Sharks front-rankers Du Plessis and Beast Mtawarira have been severely criticised by pundits and armchair experts alike for what they perceived to be an indifferent year.
“I don’t think I doubted at any time of the year whether I still have the desire or the skills but unfortunately our season at the Sharks didn’t go as planned,” Du Plessis said.
“It was never because of a lack of trying but I am really happy that we can play better when it matters most.”
Although a host of talented, albeit inexperienced, players came to the fore this year, Springbok coach Heyneke Meyer persisted with his tried and tested combinations.
Du Plessis rewarded Meyer for showing faith in the Bok stalwart with two laudable performances against Australia and New Zealand.
He anchored a strong Springbok scrum in both matches while he was also bustling in the loose.
The South African scrum lost some impetus in consecutive weeks when the Bethlehem strongman left the field.
His presence was sorely missed in the final stages of the defeat to New Zealand when he left the field thanks to a knee injury.
His replacement Vincent Koch also had to leave the field in the 62nd minute resulting in uncontested scrums due to both tightheads injured.
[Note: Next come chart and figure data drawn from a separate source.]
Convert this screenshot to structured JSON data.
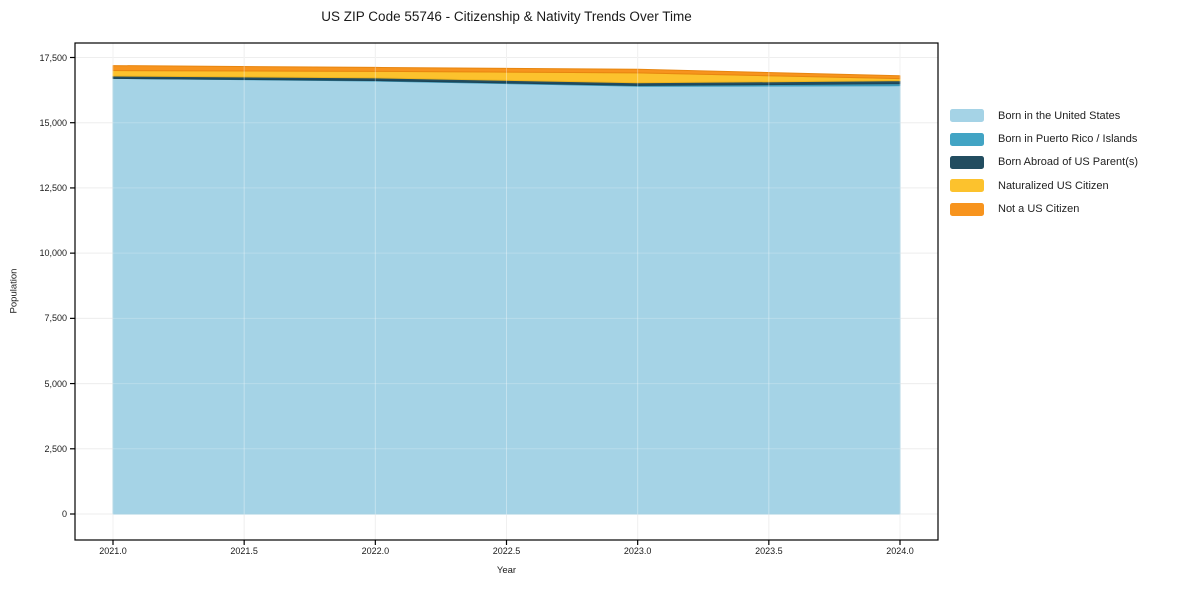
{
  "title": "US ZIP Code 55746 - Citizenship & Nativity Trends Over Time",
  "axes": {
    "x_label": "Year",
    "y_label": "Population",
    "x_ticklabels": [
      "2021.0",
      "2021.5",
      "2022.0",
      "2022.5",
      "2023.0",
      "2023.5",
      "2024.0"
    ],
    "y_ticklabels": [
      "0",
      "2,500",
      "5,000",
      "7,500",
      "10,000",
      "12,500",
      "15,000",
      "17,500"
    ]
  },
  "legend": {
    "items": [
      "Born in the United States",
      "Born in Puerto Rico / Islands",
      "Born Abroad of US Parent(s)",
      "Naturalized US Citizen",
      "Not a US Citizen"
    ],
    "position": "right-outside",
    "frame": false
  },
  "chart_data": {
    "type": "area",
    "stacked": true,
    "title": "US ZIP Code 55746 - Citizenship & Nativity Trends Over Time",
    "xlabel": "Year",
    "ylabel": "Population",
    "x": [
      2021,
      2022,
      2023,
      2024
    ],
    "x_ticks": [
      2021.0,
      2021.5,
      2022.0,
      2022.5,
      2023.0,
      2023.5,
      2024.0
    ],
    "y_ticks": [
      0,
      2500,
      5000,
      7500,
      10000,
      12500,
      15000,
      17500
    ],
    "xlim": [
      2020.86,
      2024.14
    ],
    "ylim": [
      0,
      17500
    ],
    "grid": true,
    "series": [
      {
        "name": "Born in the United States",
        "color": "#a5d3e6",
        "edge": "#8fc3d9",
        "values": [
          16700,
          16600,
          16400,
          16420
        ]
      },
      {
        "name": "Born in Puerto Rico / Islands",
        "color": "#42a4c4",
        "edge": "#3794b4",
        "values": [
          0,
          20,
          30,
          75
        ]
      },
      {
        "name": "Born Abroad of US Parent(s)",
        "color": "#224d60",
        "edge": "#1c4254",
        "values": [
          90,
          100,
          100,
          115
        ]
      },
      {
        "name": "Naturalized US Citizen",
        "color": "#fcc22d",
        "edge": "#edb31e",
        "values": [
          210,
          250,
          380,
          80
        ]
      },
      {
        "name": "Not a US Citizen",
        "color": "#f7941e",
        "edge": "#e8860f",
        "values": [
          190,
          150,
          140,
          110
        ]
      }
    ],
    "totals": [
      17190,
      17120,
      17050,
      16800
    ]
  }
}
“It is actually not sore, it just feels weird, we don’t really know what it is at the moment but it looks like a medial ligament but by grace maybe I will be good,” Du Plessis said.
“I am a quick healer and even if they take a staple gun and staple it on and I can run, I can be good.”
Du Plessis admitted on Saturday the criticism he came under this season did have an influence on his personal life.
“It is a very lonely place if you don’t have a successful season, then it is easy to find mistakes and criticism as such,” he said.
“If you give me one guy that it doesn’t affect, I will give you a liar, so it does affect you but as a player you’ve had enough criticism to know how to deal with it and to know whose opinion really counts.
“But the thing is it hurts your family because they read it more than you and people confront them.”
The 32-year-old brushed the criticism aside and sent a strong message that he is anything but a spent force.
“If you play rugby long enough and read in the papers that you are s#*t enough times, you have to pick yourself up,” he said.